Wiedereinreisesperren, wie von der CSU gefordert, sind nach EU-Recht wegen des überragenden Werts der Freizügigkeit nur in sehr begrenzten Ausnahmefällen möglich, bei akuten Gefahren für die öffentliche Ordnung. Rechtliche Möglichkeiten, um ungerechtfertigten oder gar missbräuchlichen Ansprüchen auf Aufenthalt oder Sozialleistungen entgegenzuwirken, gibt es bereits jetzt im deutschen Recht. Jährlich werden jedoch weniger als 700 Personen aus Rumänien und Bulgarien deshalb zur Ausreise aufgefordert. Die Forderung, Sozialleistungen während der ersten drei Monate auszuschließen, entspricht ohnehin der deutschen und europäischen Rechtslage. Das deutsche Sozialrecht sieht darüber hinaus eine pauschale Ausschlussregelung für Unionsangehörige vor, die eine Arbeit suchen. Nach einem Urteil vom September 2013 ist jedenfalls ein pauschaler Ausschluss EU-rechtswidrig, in jedem Einzelfall ist zu prüfen und abzuwägen, ob einer EU-Bürgerin oder einem EU-Bürger Leistungen zustehen.

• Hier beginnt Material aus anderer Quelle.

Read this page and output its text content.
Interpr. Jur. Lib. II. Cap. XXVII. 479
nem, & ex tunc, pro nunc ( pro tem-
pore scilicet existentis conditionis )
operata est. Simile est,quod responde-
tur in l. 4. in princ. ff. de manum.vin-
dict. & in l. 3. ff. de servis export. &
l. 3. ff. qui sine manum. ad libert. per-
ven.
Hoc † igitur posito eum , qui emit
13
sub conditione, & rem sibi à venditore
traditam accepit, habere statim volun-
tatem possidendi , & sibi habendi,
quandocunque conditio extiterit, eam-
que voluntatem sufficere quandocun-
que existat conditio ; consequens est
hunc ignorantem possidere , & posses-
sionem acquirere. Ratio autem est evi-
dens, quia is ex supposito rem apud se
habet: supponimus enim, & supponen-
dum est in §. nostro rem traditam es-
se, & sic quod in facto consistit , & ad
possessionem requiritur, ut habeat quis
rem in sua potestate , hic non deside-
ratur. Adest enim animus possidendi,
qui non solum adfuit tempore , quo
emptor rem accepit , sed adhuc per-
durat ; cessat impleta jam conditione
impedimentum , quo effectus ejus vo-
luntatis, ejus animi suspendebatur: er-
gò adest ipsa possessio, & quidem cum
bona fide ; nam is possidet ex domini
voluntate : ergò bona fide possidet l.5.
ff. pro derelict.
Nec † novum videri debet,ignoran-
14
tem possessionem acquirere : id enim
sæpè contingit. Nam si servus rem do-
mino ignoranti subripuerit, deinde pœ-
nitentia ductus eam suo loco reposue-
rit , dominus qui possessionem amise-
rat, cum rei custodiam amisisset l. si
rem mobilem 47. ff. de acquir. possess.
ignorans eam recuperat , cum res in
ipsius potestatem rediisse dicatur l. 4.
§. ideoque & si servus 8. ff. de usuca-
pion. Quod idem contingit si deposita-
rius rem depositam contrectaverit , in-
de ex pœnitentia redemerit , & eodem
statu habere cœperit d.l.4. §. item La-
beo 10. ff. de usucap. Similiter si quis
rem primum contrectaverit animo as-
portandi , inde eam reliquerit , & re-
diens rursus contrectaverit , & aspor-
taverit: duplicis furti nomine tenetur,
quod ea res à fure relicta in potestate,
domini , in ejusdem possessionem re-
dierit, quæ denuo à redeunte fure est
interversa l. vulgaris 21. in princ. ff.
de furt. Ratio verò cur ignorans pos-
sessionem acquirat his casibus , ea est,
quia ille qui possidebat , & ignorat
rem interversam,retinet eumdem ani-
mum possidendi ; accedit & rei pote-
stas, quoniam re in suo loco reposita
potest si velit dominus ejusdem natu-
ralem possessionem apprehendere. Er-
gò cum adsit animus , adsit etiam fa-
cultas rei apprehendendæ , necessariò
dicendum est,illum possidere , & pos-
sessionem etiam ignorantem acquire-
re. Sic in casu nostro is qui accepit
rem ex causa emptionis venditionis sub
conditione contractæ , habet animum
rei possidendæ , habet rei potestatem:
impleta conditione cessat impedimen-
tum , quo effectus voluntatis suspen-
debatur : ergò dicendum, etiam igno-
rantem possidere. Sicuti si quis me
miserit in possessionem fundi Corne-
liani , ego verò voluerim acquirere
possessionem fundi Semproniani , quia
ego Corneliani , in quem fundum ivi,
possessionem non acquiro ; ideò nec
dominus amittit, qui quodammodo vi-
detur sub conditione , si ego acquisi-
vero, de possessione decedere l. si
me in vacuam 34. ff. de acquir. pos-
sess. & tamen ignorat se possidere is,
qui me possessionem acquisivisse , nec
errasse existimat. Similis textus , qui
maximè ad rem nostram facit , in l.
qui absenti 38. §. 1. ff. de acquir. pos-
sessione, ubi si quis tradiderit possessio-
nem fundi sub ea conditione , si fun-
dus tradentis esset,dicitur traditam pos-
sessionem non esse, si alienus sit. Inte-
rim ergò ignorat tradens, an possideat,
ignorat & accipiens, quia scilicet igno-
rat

Nicht, dass den Spitzen der CSU dieses Wissen fehlen würde, aber im Mai sind Kommunalwahlen und Wahlen zum Europäischen Parlament. Und da braucht es kräftig Wahlunterstützung. Rassismus ist immer noch tief im bayrischen Alltagsbewusstsein verwurzelt und so lange sich dies nicht ändert, sind diese Poltergeister Markenzeichen im politischen Kampagnenrepertoire der CSU. Die Wahlergebnisse für die CSU wiederum Indikatoren für das Maß gesellschaftlich verankerter Fremdenfeindlichkeit.